The challenge lies in enforcement. Without robust tracing mechanisms, Russian gas could still seep through third countries or opaque swaps. The Danish plan shifts the burden of proof to importers, but verifying claims may prove arduous. As Europe races to sever energy ties with Moscow, the stakes extend beyond regulation: each loophole closed inches the bloc closer to energy sovereignty—or risks leaving it dependent on a foe.

Unlike many previous economic measures by the EU to make the Russian economy bleed, the Danish proposal may carry some actual weight. Closing the gas loophole alone will not break Moscow but it may exacerbate the pain ordinary Russians feel because of the war. That, in theory, could nudge the Russian leader, Vladimir Putin, towards accepting some sort of ending to the war he has been waging against Ukraine for 40 months.

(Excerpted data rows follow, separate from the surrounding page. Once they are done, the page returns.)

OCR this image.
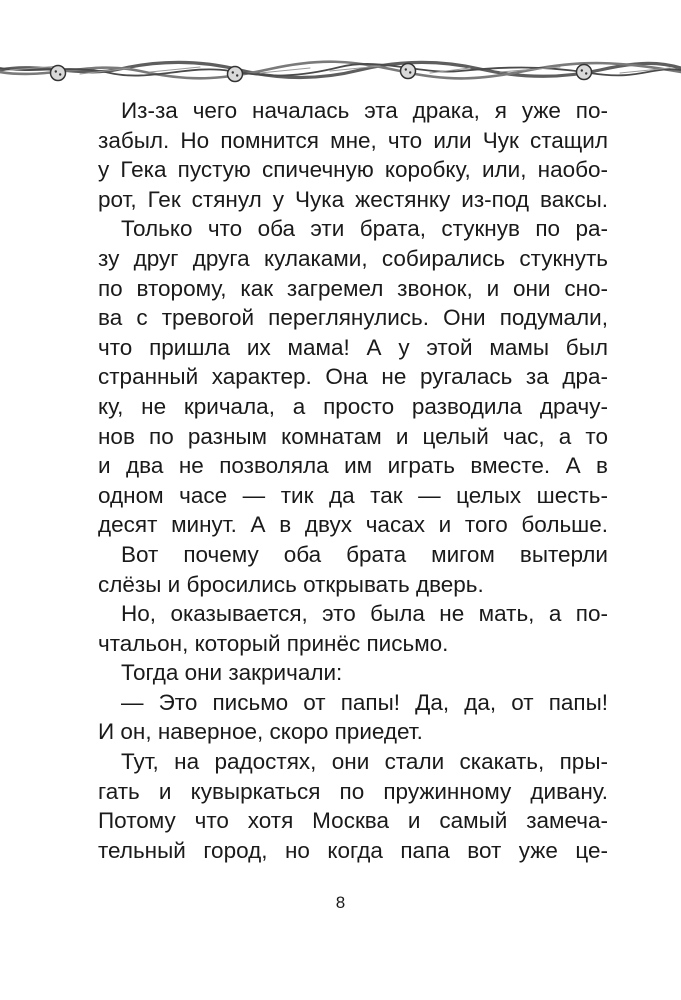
Из-за чего началась эта драка, я уже по-
забыл. Но помнится мне, что или Чук стащил
у Гека пустую спичечную коробку, или, наобо-
рот, Гек стянул у Чука жестянку из-под ваксы.
Только что оба эти брата, стукнув по ра-
зу друг друга кулаками, собирались стукнуть
по второму, как загремел звонок, и они сно-
ва с тревогой переглянулись. Они подумали,
что пришла их мама! А у этой мамы был
странный характер. Она не ругалась за дра-
ку, не кричала, а просто разводила драчу-
нов по разным комнатам и целый час, а то
и два не позволяла им играть вместе. А в
одном часе — тик да так — целых шесть-
десят минут. А в двух часах и того больше.
Вот почему оба брата мигом вытерли
слёзы и бросились открывать дверь.
Но, оказывается, это была не мать, а по-
чтальон, который принёс письмо.
Тогда они закричали:
— Это письмо от папы! Да, да, от папы!
И он, наверное, скоро приедет.
Тут, на радостях, они стали скакать, пры-
гать и кувыркаться по пружинному дивану.
Потому что хотя Москва и самый замеча-
тельный город, но когда папа вот уже це-
8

Natural gas (going through) Turkstream shall be presumed to be exported, directly or indirectly, from the Russian Federation, unless unambiguous evidence is provided. — The Danish Presidency of the Council of the European Union

That pain is growing. Russia is struggling to meet even conservative central bank estimates for growth this year, casting doubt on continued assurances from Governor Elvira Nabiullina that the economy isn’t cooling excessively under high interest rates.

Slowing down

Gross domestic product expanded by just 1.1 per cent over the first seven months of the year (even according to data from Russia’s Economy Ministry). That’s barely above the lower bound of the central bank’s 1%-2% growth forecast for 2025. Current trends suggest, analysts told Bloomberg, that full-year growth may fail to meet even that conservative range.

The central bank’s expectations implicitly assume acceleration in the second half of the year, which is hard to reconcile with the growing effects of tight monetary policy, said Dmitry Polevoy, investment director at Moscow-based Astra Asset Management. He foresees full-year GDP growth of around 0.7 per cent if the current pace continues.

Denmark hopes to secure member-state consensus by October. Negotiations are to follow with the European Parliament to finalise the rules before year-end.